Lets start with a DataFrame of 1 column and 8 rows where the values are random numbers from the normal distribution.
>>> import pandas as pd
>>> import numpy as np
>>> df1 = pd.DataFrame(np.random.randn(8, 1), columns=['A'], dtype='float32')
>>> df1
A
0 0.406792
1 0.810450
2 1.161985
3 -1.402411
4 1.385434
5 -1.091746
6 0.018586
7 -0.606741
Now lets create a 3x8 DataFrame
>>> df2 = pd.DataFrame(dict(
A = pd.Series(np.random.randn(8), dtype='float16'),
B = pd.Series(np.random.randn(8)),
C = pd.Series(np.array(np.random.randn(8),
dtype='uint8'))
))
>>> df2
A B C
0 0.198608 -0.117426 2
1 -0.751953 -1.399014 0
2 0.959961 1.436223 0
3 -0.013000 -0.000660 0
4 0.676270 -0.480145 0
5 0.329834 1.903244 0
6 0.228149 1.831972 0
7 2.392578 -0.443288 0
Now lets match the columns from DataFrame 1 to DataFrame2. (Missing columns are filled with NaN)
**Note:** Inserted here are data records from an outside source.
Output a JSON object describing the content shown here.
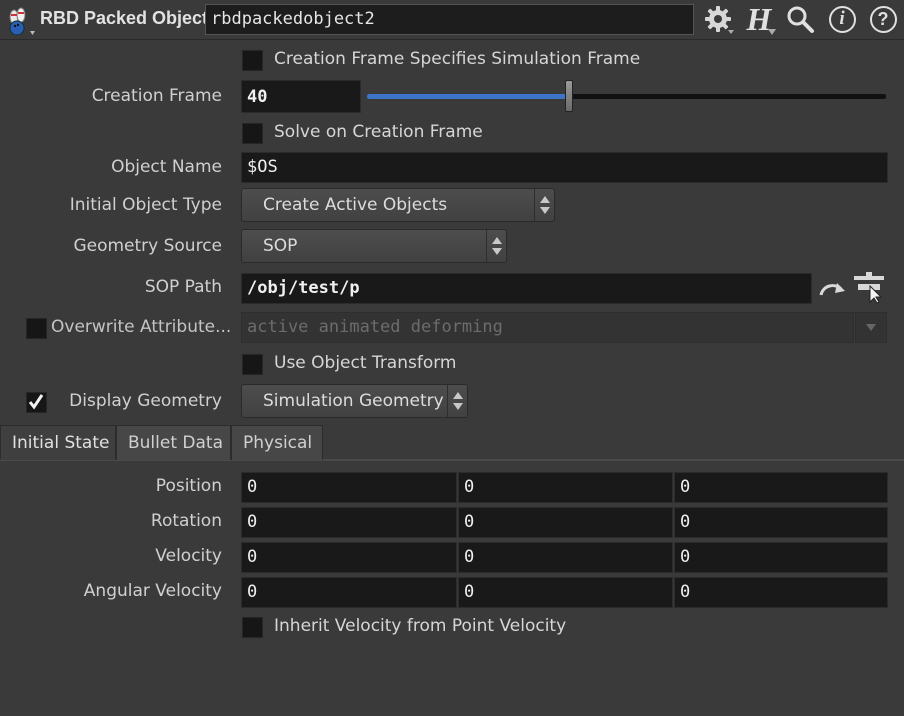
{
  "header": {
    "node_type": "RBD Packed Object",
    "node_name": "rbdpackedobject2",
    "icons": [
      "bowling-pins-icon",
      "gear-icon",
      "houdini-help-icon",
      "search-icon",
      "info-icon",
      "help-icon"
    ],
    "help_h_letter": "H",
    "info_glyph": "i",
    "help_glyph": "?"
  },
  "params": {
    "creation_frame_specifies_sim_frame": {
      "label": "Creation Frame Specifies Simulation Frame",
      "checked": false
    },
    "creation_frame": {
      "label": "Creation Frame",
      "value": "40",
      "slider_fraction": 0.39
    },
    "solve_on_creation_frame": {
      "label": "Solve on Creation Frame",
      "checked": false
    },
    "object_name": {
      "label": "Object Name",
      "value": "$OS"
    },
    "initial_object_type": {
      "label": "Initial Object Type",
      "value": "Create Active Objects"
    },
    "geometry_source": {
      "label": "Geometry Source",
      "value": "SOP"
    },
    "sop_path": {
      "label": "SOP Path",
      "value": "/obj/test/p"
    },
    "overwrite_attributes": {
      "label": "Overwrite Attribute...",
      "value": "active animated deforming",
      "checked": false
    },
    "use_object_transform": {
      "label": "Use Object Transform",
      "checked": false
    },
    "display_geometry": {
      "label": "Display Geometry",
      "checked": true,
      "value": "Simulation Geometry"
    }
  },
  "tabs": [
    {
      "label": "Initial State",
      "active": true
    },
    {
      "label": "Bullet Data",
      "active": false
    },
    {
      "label": "Physical",
      "active": false
    }
  ],
  "initial_state": {
    "position": {
      "label": "Position",
      "values": [
        "0",
        "0",
        "0"
      ]
    },
    "rotation": {
      "label": "Rotation",
      "values": [
        "0",
        "0",
        "0"
      ]
    },
    "velocity": {
      "label": "Velocity",
      "values": [
        "0",
        "0",
        "0"
      ]
    },
    "angular_velocity": {
      "label": "Angular Velocity",
      "values": [
        "0",
        "0",
        "0"
      ]
    },
    "inherit_velocity": {
      "label": "Inherit Velocity from Point Velocity",
      "checked": false
    }
  },
  "colors": {
    "background": "#3a3a3a",
    "field": "#191919",
    "slider_fill": "#3e74c8"
  }
}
>>> df3 = df1.reindex_like(df2)
>>> df3
A B C
0 0.406792 NaN NaN
1 0.810450 NaN NaN
2 1.161985 NaN NaN
3 -1.402411 NaN NaN
4 1.385434 NaN NaN
5 -1.091746 NaN NaN
6 0.018586 NaN NaN
7 -0.606741 NaN NaN
df3 now has NaN values which we will fill with a floats
>>> df3 = df1.reindex_like(df2).fillna(value=0.0)
>>> df3
A B C
0 0.406792 0.0 0.0
1 0.810450 0.0 0.0
2 1.161985 0.0 0.0
3 -1.402411 0.0 0.0
4 1.385434 0.0 0.0
5 -1.091746 0.0 0.0
6 0.018586 0.0 0.0
7 -0.606741 0.0 0.0
Now look what happens when we add df2 and df3
>>> df3 = df1.reindex_like(df2).fillna(value=0.0) + df2
>>> print(df3)
A B C
0 0.605401 -0.117426 2.0
1 0.058497 -1.399014 0.0
2 2.121946 1.436223 0.0
3 -1.415411 -0.000660 0.0
4 2.061704 -0.480145 0.0
5 -0.761912 1.903244 0.0
6 0.246735 1.831972 0.0
7 1.785838 -0.443288 0.0
>>> print(df3.dtypes)
A float32
B float64
C float64
dtype: object
We got FLOATS when we added a float to an integer! But why?
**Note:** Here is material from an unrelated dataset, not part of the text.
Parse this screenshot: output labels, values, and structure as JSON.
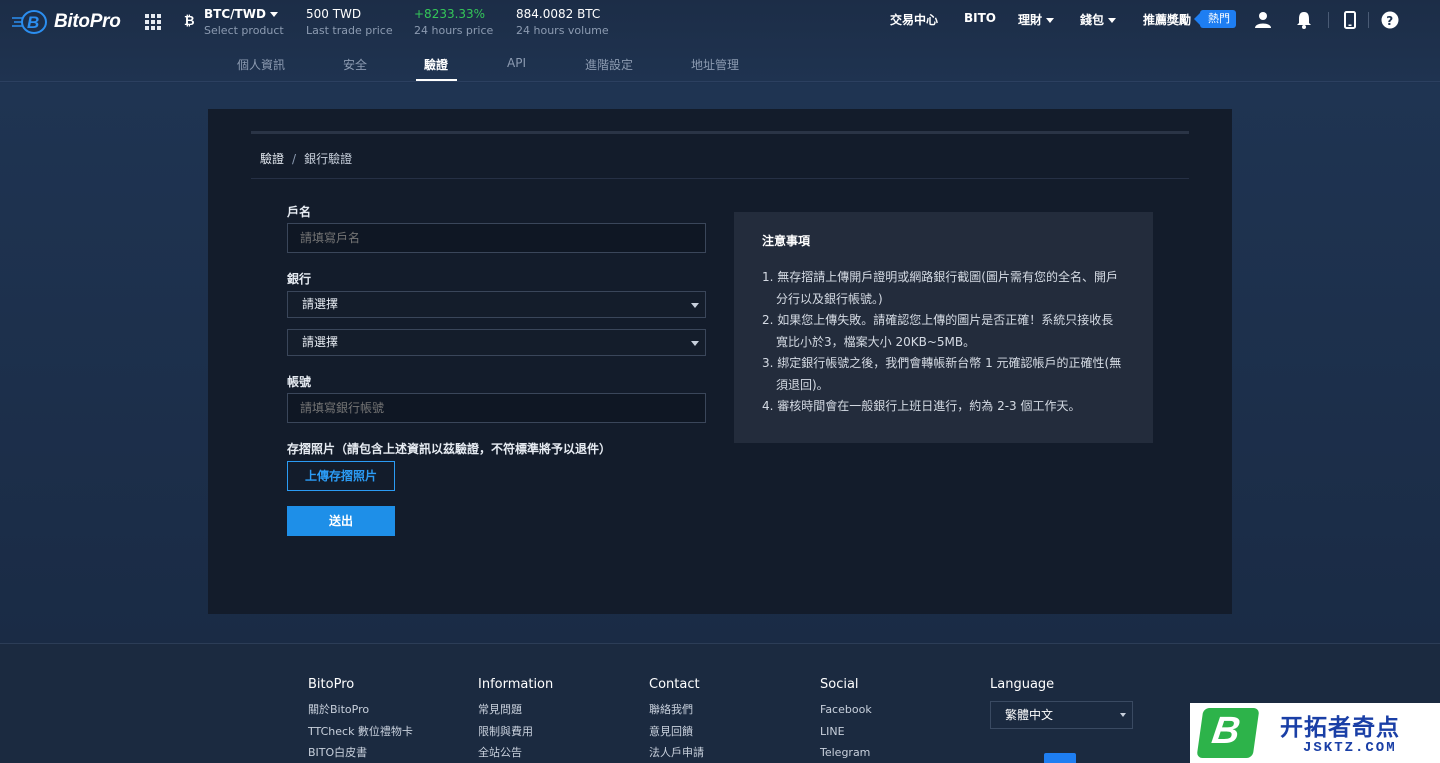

"The values attribute on a DataFrame return the lower-common-denominator of the dtypes, meaning the dtype that can accommodate ALL of the types in the resulting homogeneous dtyped NumPy array. This can force some upcasting."
Okay, but why do we need a homogeneous dtyped Numpy array? I though we just used numpy for random number generation? This can be explained by looking into the type.
>>> type(df3['C'])
<class 'pandas.core.series.Series'>
>>> type(df3['C'][0])
<type 'numpy.float64'>
Pandas series store data as numpy arrays (in short it does this because numpy arrays can do row/column numerical operations very quickly). Numpy arrays must have all their elements the same type docs -> "An array object represents a multidimensional, homogeneous array of fixed-size items."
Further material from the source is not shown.